会期:2017/09/04~2017/10/29

写大ギャラリー[東京都]

平敷兼七(へしき・けんしち)は1948年、沖縄県今帰仁村運天の生まれ。沖縄工業高校デザイン科卒業後、1967年に上京して東京写真大学(現・東京工芸大学)に入学するが、2年で中退する。東京綜合写真専門学校に入り直して、同校を72年に卒業している。その後、沖縄とそこに生きる人々を柔らかな温かみのある眼差しで撮り続けたが、その仕事がようやく評価されるようになるのは、亡くなる2年前、2008年に銀座ニコンサロンで個展「山羊の肺 沖縄1968─2005年」を開催し、第33回伊奈信男賞を受賞してからだった。だが、没後も展覧会や写真集の刊行が相次ぎ、あらためてその独自の作品世界に注目が集まっている。
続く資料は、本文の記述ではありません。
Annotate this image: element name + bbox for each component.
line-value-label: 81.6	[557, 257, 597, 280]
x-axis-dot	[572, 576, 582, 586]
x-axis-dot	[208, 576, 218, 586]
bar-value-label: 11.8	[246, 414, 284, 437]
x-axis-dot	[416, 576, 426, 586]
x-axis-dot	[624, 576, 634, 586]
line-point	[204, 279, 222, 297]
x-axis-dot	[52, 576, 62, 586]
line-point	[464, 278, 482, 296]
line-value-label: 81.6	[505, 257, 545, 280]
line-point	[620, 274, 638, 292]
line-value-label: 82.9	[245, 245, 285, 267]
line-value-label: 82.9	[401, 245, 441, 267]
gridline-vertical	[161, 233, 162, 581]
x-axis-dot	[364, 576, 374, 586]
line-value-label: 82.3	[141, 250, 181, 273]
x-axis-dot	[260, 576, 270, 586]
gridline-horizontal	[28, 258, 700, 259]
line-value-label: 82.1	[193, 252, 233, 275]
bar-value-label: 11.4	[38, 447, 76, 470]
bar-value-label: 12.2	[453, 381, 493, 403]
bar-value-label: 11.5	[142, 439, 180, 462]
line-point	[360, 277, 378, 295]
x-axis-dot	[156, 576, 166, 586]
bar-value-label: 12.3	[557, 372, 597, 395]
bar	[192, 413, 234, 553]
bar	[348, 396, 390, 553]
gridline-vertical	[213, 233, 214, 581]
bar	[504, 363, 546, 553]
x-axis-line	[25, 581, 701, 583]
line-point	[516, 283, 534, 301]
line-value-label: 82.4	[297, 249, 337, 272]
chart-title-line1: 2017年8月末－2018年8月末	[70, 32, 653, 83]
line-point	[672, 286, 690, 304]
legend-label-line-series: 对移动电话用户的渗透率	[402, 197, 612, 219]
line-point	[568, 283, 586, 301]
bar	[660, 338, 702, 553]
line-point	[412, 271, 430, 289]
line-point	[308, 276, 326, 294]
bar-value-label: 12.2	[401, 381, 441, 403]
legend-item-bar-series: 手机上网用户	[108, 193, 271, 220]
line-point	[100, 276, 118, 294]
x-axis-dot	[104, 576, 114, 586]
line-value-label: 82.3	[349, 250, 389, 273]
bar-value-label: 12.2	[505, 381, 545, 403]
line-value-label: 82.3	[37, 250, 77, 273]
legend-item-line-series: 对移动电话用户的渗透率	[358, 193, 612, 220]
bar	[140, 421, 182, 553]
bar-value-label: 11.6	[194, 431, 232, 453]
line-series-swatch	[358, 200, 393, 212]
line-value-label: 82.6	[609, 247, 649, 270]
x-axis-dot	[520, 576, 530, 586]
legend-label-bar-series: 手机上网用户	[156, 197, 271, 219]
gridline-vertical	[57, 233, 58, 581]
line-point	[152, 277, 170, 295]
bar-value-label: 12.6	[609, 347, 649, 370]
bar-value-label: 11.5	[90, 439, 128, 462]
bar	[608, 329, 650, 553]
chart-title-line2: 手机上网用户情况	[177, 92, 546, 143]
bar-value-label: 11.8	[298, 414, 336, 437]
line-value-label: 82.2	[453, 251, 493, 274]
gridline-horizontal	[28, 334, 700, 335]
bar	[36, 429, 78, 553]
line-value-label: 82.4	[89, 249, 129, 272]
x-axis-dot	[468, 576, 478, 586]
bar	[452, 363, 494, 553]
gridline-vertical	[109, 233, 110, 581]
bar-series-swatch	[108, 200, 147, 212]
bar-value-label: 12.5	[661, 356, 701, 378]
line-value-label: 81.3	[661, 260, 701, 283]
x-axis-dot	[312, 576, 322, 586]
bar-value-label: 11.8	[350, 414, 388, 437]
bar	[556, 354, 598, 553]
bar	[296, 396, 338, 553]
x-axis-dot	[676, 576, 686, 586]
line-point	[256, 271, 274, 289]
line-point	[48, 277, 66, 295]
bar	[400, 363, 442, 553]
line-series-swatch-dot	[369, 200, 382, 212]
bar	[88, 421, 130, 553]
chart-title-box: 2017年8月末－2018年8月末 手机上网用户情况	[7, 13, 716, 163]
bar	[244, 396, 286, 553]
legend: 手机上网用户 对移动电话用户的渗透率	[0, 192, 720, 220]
今回の写大ギャラリーの展覧会には、代表作の「山羊の肺」のシリーズから78点、ほかに沖縄出身者が入寮する東京都狛江市の南灯寮での日々をスナップした写真群から63点が展示されていた。
平敷の写真は一見、目の前にある被写体に何気なくカメラを向けた自然体のスナップショットに見える。だが、「山羊の肺」の「『職業婦人』たち」のパートにおさめられた写真の「前借金をいつ返せるか毎日計算する」、「客に灰皿をもって行く子ども」といったキャプションを読むと、彼が沖縄の現実と人々の生の条件を深く考察し、時には辛辣とさえ思える批評的な眼差しでシャッターを切っていることが見えてくる。亡くなる2日前の日記には「人生の結論は身近にあり、身近の人物達、身近の物達、それらを感じることができるかが問題なのだ」という記述があるという。あくまでも「身近」な被写体にこだわり続けながら、「感じる」ことを全身全霊で哲学的な省察にまで昇華させようとした写真家の軌跡を、もう一度きちんと辿り直してみたい。